Zone euro et Royaume-Uni : divergence
Nomura fixe une condition pour un durcissement de la BCE en fonction du prix du pétrole. Si le Brent (prix de référence du pétrole en Europe) reste à 95–100 USD par baril lors de la réunion de juin de la BCE, la BCE augmenterait ses taux de 25 points de base (soit 0,25 point de pourcentage) en juin puis à nouveau en septembre. L’article précise qu’il a été produit avec l’aide d’un outil d’IA (logiciel qui génère du texte automatiquement) et relu par un éditeur. Les marchés intègrent actuellement environ trois hausses de taux de la Banque centrale européenne d’ici la fin de l’année, ce qui interprète mal la situation. Cette attente vient du récent choc énergétique causé par la guerre en Iran, mais les conditions économiques de fond sont bien plus faibles qu’en 2022. Les traders sur produits dérivés (contrats financiers dont la valeur dépend d’un prix de référence, comme les taux) peuvent y voir une occasion de se placer contre un marché qui semble trop « faucon » (c’est-à-dire qui anticipe des hausses de taux trop fortes). La différence principale avec le passé est que l’inflation sous-jacente (inflation hors éléments très volatils comme l’énergie et l’alimentation) se calme ; les données de février 2026 l’ont montrée en baisse à 2,1%, loin des 5% en hausse observés en 2022. Les dernières données du PMI manufacturier (indice basé sur des enquêtes auprès des entreprises ; sous 50, l’activité se contracte) pointent aussi vers une contraction à 48,5, signe d’une demande faible, donc moins de pression sur les prix. Cela contraste fortement avec la reprise post-pandémie qui avait poussé les banques centrales à agir rapidement.Conséquences de trading sur les taux
On observe une divergence nette entre la zone euro et le Royaume-Uni, où l’inflation des services reste plus persistante. La croissance des salaires négociés en zone euro (hausse des salaires issue d’accords salariaux) a aussi nettement ralenti par rapport aux niveaux élevés observés durant une grande partie de 2025, ce qui réduit le risque d’une boucle salaires-prix (quand les salaires montent, les prix montent, puis les salaires remontent). Ces différences suggèrent que la BCE a moins de raisons de relever ses taux que la Banque d’Angleterre. Ainsi, dans les prochaines semaines, les traders peuvent envisager de se positionner pour des taux de la BCE plus bas que ce qu’implique la courbe des taux à terme (prix de marché qui reflète les taux attendus).
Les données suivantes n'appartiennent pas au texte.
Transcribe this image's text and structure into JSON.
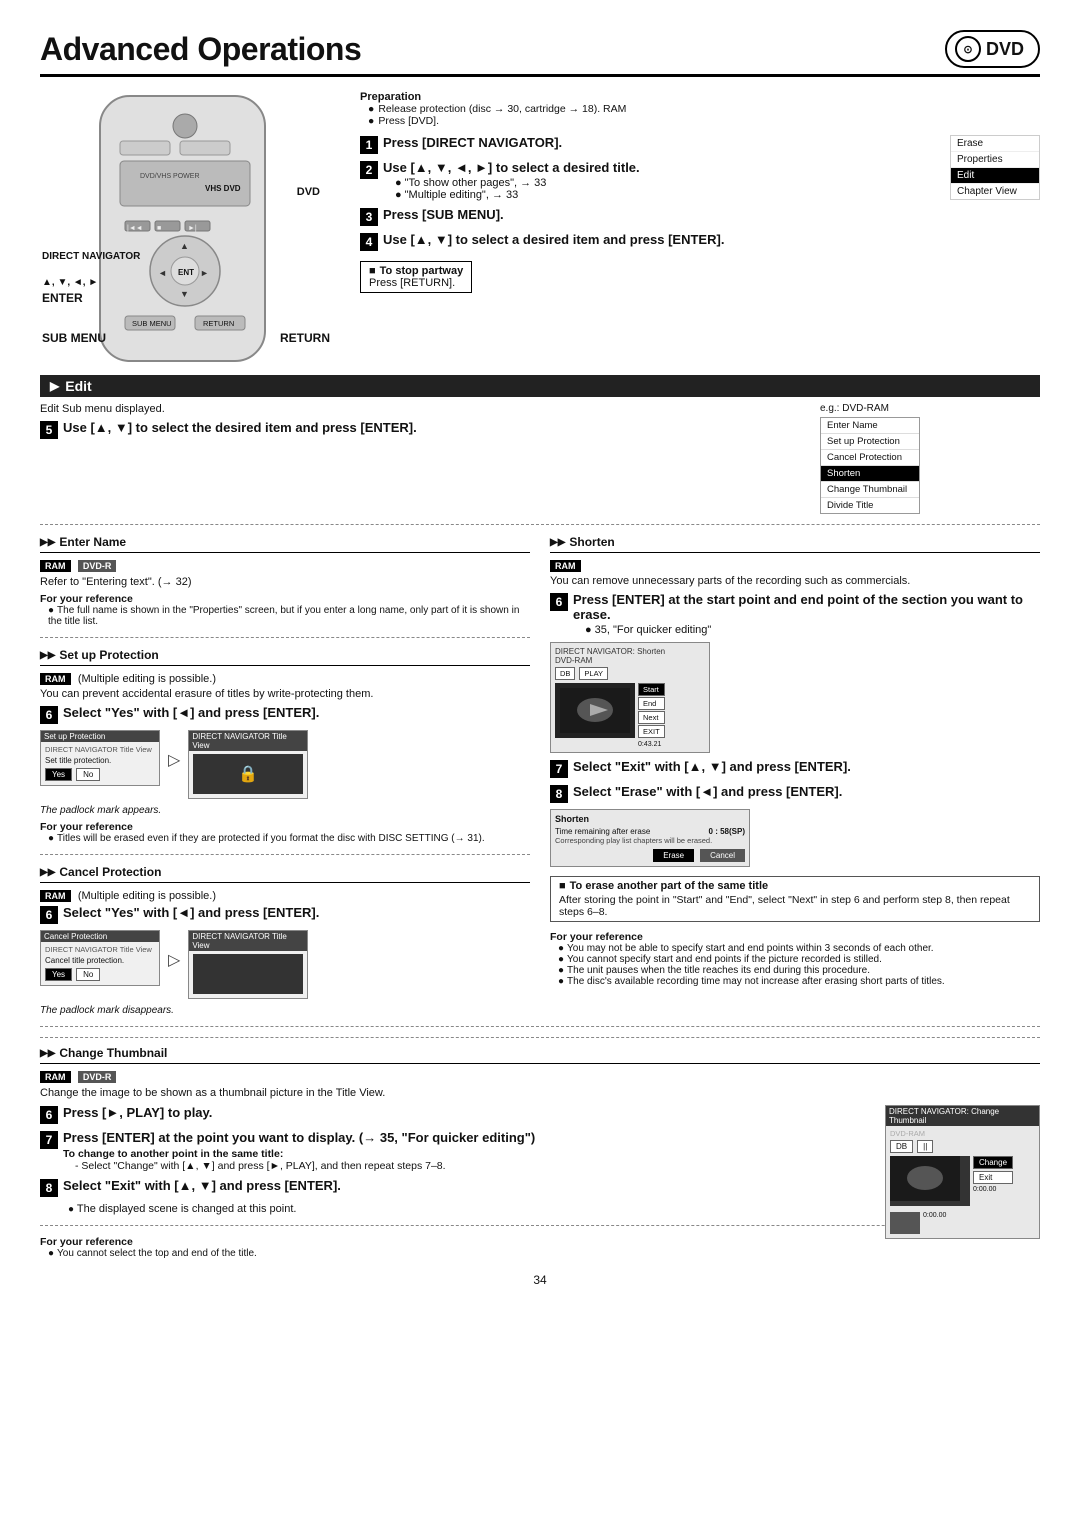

Cela peut passer par l’achat de contrats à terme Euribor décembre 2026 (contrats standardisés basés sur un taux interbancaire ; leur prix monte si le marché retire des attentes de hausse). Recevoir le taux fixe sur des swaps de taux à court terme (contrats où l’on échange un taux variable contre un taux fixe ; « recevoir le fixe » gagne si les taux attendus baissent) est aussi une manière directe d’exprimer cette idée contre le prix actuel du marché. Le principal risque pour cette stratégie est le prix du pétrole, le Brent ayant récemment atteint 98 $ le baril ce mois-ci. Si le pétrole reste élevé dans la zone 95–100 $ à l’approche de la réunion de juin de la BCE, cela pourrait pousser la banque à une hausse de taux, même à contrecœur, pour éviter que les anticipations d’inflation (ce que ménages et entreprises pensent de l’inflation future) ne montent. Les prochaines semaines sur les marchés de l’énergie seront donc le facteur clé à surveiller pour cette position.